According to Deadline, Theroux and Fellows will own 40 percent apiece of the company, while TV director Nancy Strang - who also happens to be Theroux's wife - will take a 20 percent stake.
The new company will end Theroux's 21-year contractual relationship with BBC Studios, which has been behind his projects ever since the launch of the Weird Weekends series back in 1998.
Mind you, that's not to say you won't ever see him on the BBC again - with the public service broadcaster quick to play down any suggestions that Theroux might be next in line to sign with a US rival, as Fleabag and Killing Eve writer Phoebe Waller-Bridge did with Amazon recently.

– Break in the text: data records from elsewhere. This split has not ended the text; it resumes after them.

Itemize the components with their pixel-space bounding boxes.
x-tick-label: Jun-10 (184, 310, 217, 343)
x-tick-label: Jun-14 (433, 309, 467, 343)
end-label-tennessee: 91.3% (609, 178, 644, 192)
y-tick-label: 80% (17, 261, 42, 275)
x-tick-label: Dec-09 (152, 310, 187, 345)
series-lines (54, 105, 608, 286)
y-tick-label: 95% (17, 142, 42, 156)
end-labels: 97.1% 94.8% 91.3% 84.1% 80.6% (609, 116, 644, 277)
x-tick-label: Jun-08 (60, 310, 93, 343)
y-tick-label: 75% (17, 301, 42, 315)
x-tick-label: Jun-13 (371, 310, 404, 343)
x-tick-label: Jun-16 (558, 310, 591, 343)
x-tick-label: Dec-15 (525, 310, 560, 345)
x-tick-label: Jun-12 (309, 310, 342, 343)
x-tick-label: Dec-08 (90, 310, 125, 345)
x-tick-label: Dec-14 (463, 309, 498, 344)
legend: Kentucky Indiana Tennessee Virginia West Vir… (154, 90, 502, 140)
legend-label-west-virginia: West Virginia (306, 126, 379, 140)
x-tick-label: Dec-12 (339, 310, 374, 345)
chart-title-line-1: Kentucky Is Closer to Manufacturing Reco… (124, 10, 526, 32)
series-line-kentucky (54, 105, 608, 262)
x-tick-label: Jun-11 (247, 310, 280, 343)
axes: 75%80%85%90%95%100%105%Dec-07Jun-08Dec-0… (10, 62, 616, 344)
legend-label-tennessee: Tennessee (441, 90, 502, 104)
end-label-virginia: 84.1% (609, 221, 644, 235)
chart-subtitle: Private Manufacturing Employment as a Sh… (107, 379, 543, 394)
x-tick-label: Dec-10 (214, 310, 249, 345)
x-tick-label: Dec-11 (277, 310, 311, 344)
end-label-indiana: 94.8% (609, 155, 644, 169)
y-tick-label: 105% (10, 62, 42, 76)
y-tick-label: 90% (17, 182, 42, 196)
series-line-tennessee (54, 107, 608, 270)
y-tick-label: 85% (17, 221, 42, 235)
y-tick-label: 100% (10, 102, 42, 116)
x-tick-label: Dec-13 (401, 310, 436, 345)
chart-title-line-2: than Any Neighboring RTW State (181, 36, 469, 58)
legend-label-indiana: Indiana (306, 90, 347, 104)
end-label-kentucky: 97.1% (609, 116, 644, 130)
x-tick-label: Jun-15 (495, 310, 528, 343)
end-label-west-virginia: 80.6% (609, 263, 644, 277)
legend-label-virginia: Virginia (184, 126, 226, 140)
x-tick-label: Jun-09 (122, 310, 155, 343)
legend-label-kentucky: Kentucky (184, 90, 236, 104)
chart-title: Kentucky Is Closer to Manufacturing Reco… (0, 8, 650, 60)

Implying that the Beeb's relationship with the documentary maker could well continue, a BBC spokeswoman said: "Louis and the BBC have a strong and long-standing relationship.
"We look forward to continuing to work together and already have exciting projects in development for next year."
A spokeswoman for BBC Studios added: "We are really proud of the programmes we have made with Louis, including the Bafta award-winning Altered States and the recent highly acclaimed Mothers on the Edge.
"We love working with him and hope to again in the near future."
Theroux, 49, had confirmed he was setting up his own venture at the Edinburgh International Television Festival back in August.
There, he joked that he might end up calling it 'Theroux the Looking Glass' (disappointed he didn't, tbh), and said the production company would make documentaries with and without him as frontman.
He said at the time: "We will make shows that are similar to the sorts of things I've done in the past but not necessarily with me in it - first-person docs that go to extremes and also stories without me that cover similar terrain."